At its peak Casymn Mining Zimbabwe now Turk Mine used to produce 50 kilogrammes of gold a month and with a gramme of gold priced at $42 per gramme the company had the potential of realising over $23 million a year while the local authority gets less than $30 000.
The other big mines operating in Bubi are Imviga, Bilboes Holdings while more than 200 small-scale miners are operating in the area.
“In 2010 and 2011 we had investors that came to do some diamond exploration in ward 17 and 18.
“However, the investors never came back and we learnt that they discovered that extracting the gems was quite capital intensive,” said Mr Mlilo.
Geological surveys carried out in the district have proved that there are kimberlite pipes of diamonds stretching as far as Lupane District, which are still to be explored to establish a resource which is mineable.
However, a Russian company Glernaton has over the years been extracting garnet along Mbembesi River in Bubi. Garnet is a rock closely related to various precious minerals among them diamonds.
“We also have Nickel with Bindura Nickel Mine having claims of the mineral in ward 12 as well as a mineral called palladium in ward 8 and of course as well as lime which is now being extracted by a Chinese company,” said Mr Mlilo.
Bubi might boast of an array of minerals but its state of infrastructure is deplorable with its road — the Bulawayo-Nkayi main road being probably the worst in the country.
Most of the community lives in abject poverty with people walking long distances to access health facilities due to shortages of clinics.

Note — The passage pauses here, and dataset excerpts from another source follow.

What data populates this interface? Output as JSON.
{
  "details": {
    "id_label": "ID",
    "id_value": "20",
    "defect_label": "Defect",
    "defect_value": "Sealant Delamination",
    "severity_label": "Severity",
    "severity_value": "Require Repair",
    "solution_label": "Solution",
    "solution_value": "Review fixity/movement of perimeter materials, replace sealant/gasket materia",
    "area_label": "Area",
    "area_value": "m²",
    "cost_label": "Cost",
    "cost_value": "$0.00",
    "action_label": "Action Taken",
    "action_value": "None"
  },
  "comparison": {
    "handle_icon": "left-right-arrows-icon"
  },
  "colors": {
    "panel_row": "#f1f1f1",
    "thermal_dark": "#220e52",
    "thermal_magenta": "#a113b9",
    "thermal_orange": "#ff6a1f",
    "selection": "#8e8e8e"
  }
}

The district is also hit by a shortage of schools especially in areas where people were resettled under the Government’s land reform programme.

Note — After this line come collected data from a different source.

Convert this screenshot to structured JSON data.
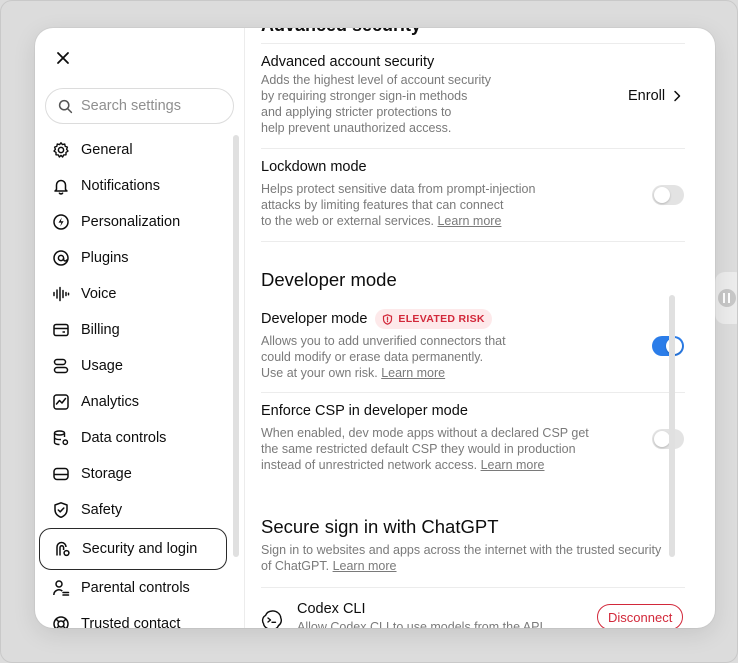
{
  "sidebar": {
    "search_placeholder": "Search settings",
    "items": [
      {
        "label": "General",
        "icon": "gear-icon"
      },
      {
        "label": "Notifications",
        "icon": "bell-icon"
      },
      {
        "label": "Personalization",
        "icon": "personalization-icon"
      },
      {
        "label": "Plugins",
        "icon": "plugins-icon"
      },
      {
        "label": "Voice",
        "icon": "voice-wave-icon"
      },
      {
        "label": "Billing",
        "icon": "card-icon"
      },
      {
        "label": "Usage",
        "icon": "usage-icon"
      },
      {
        "label": "Analytics",
        "icon": "analytics-icon"
      },
      {
        "label": "Data controls",
        "icon": "database-gear-icon"
      },
      {
        "label": "Storage",
        "icon": "storage-icon"
      },
      {
        "label": "Safety",
        "icon": "shield-check-icon"
      },
      {
        "label": "Security and login",
        "icon": "security-icon",
        "active": true
      },
      {
        "label": "Parental controls",
        "icon": "parental-icon"
      },
      {
        "label": "Trusted contact",
        "icon": "lifebuoy-icon"
      }
    ]
  },
  "main": {
    "cut_heading": "Advanced security",
    "advanced_account": {
      "title": "Advanced account security",
      "desc_lines": [
        "Adds the highest level of account security",
        "by requiring stronger sign-in methods",
        "and applying stricter protections to",
        "help prevent unauthorized access."
      ],
      "action": "Enroll"
    },
    "lockdown": {
      "title": "Lockdown mode",
      "desc_lines": [
        "Helps protect sensitive data from prompt-injection",
        "attacks by limiting features that can connect",
        "to the web or external services."
      ],
      "link": "Learn more",
      "enabled": false
    },
    "developer_section": "Developer mode",
    "developer_mode": {
      "title": "Developer mode",
      "badge": "ELEVATED RISK",
      "desc_lines": [
        "Allows you to add unverified connectors that",
        "could modify or erase data permanently.",
        "Use at your own risk."
      ],
      "link": "Learn more",
      "enabled": true
    },
    "enforce_csp": {
      "title": "Enforce CSP in developer mode",
      "desc_lines": [
        "When enabled, dev mode apps without a declared CSP get",
        "the same restricted default CSP they would in production",
        "instead of unrestricted network access."
      ],
      "link": "Learn more",
      "enabled": false
    },
    "secure_section": "Secure sign in with ChatGPT",
    "secure_desc_lines": [
      "Sign in to websites and apps across the internet with the trusted security",
      "of ChatGPT."
    ],
    "secure_link": "Learn more",
    "codex": {
      "title": "Codex CLI",
      "desc": "Allow Codex CLI to use models from the API",
      "action": "Disconnect"
    }
  },
  "colors": {
    "accent": "#2b7de9",
    "danger": "#d2283a",
    "badge_bg": "#fde9ea"
  }
}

The schools have poor infrastructure and lack adequate learning materials, a situation which has seen them being shunned by teachers.
The district is also a leader in open defecation due to lack of ablution facilities in communities, a situation which has over the years culminated in cattle measles outbreaks, with the latest outbreak being recorded late in 2015.

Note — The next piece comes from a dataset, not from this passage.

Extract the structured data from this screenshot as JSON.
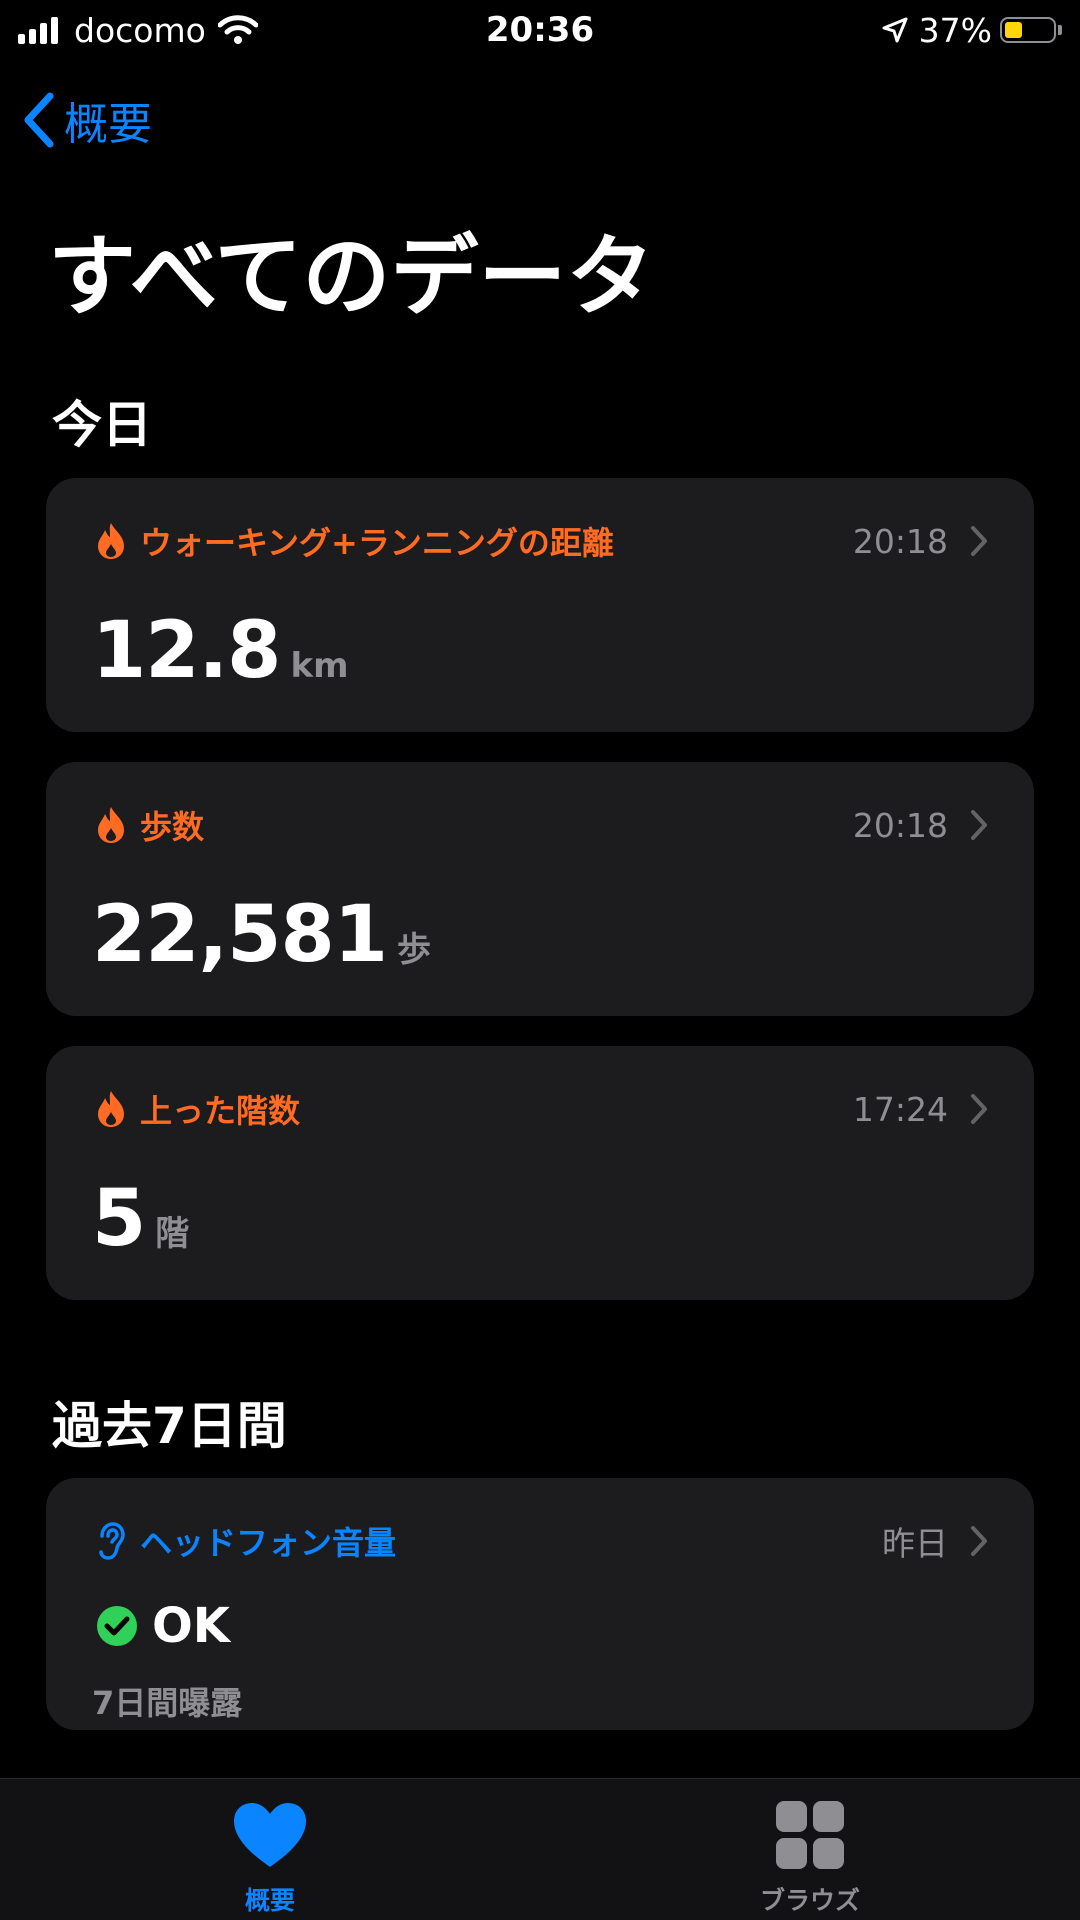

Cattle are infected with measles upon consuming grass with eggs passed from the faeces of an infected person. Human beings are host to the measles tapeworm.
The Community Share Ownership Trust Scheme (CSOTS) which was launched by the Government in the district in 2012 has not benefited the community much.
The three big mines namely Casmyn, Duration Gold and Isabella have instead been accused of being truant and cunning in their efforts to refrain honouring their pledge to inject up to $1 million seed capital to bankroll community development projects.
The mines have changed names and Duration Gold Mine is now called Imviga and Casmyn is now called Turk Mine and Isabella has been renamed Bilboes as they bid to avoid paying the money they pledged during the share ownership scheme launch.
“Turk Mine has been paying to the Community Trust and to date only $200 000 has been paid,” Mr Mlilo said.
Economist Dr Bongani Ngwenya said there was a need for the Government to come up with deliberate comprehensive policies that enable communities to benefit from the mineral resources extracted in their areas.
“We need to appreciate that as long as mineral resources are not yet prospected and extracted and sold to generate revenues they are just as good as not being there at all. Now that the mineral resources have been discovered, we hope our new Government will come up with a policy that will enable the local communities to economically benefit from the exploitation of the minerals as the first and immediate beneficiaries of the minerals,” said Dr Ngwenya.
He further said there was a need for the Government to introduce reforms in the mining sector that would enable communities to benefit from their mineral resources.
“It is my desire that our new Government introduces reforms in the mining sector for the benefit of the communities so that the mineral resources revenues are channelled towards the socio-economic development of those communities that the minerals are resident.
“There is a need for some form of structures to take up this lobbying for the new Government to revisit the current mining policies and reform the sector,” said Dr Ngwenya.
Eonomist and social commentator Mr Butler Tambo queried the effectiveness and role of CSOTS.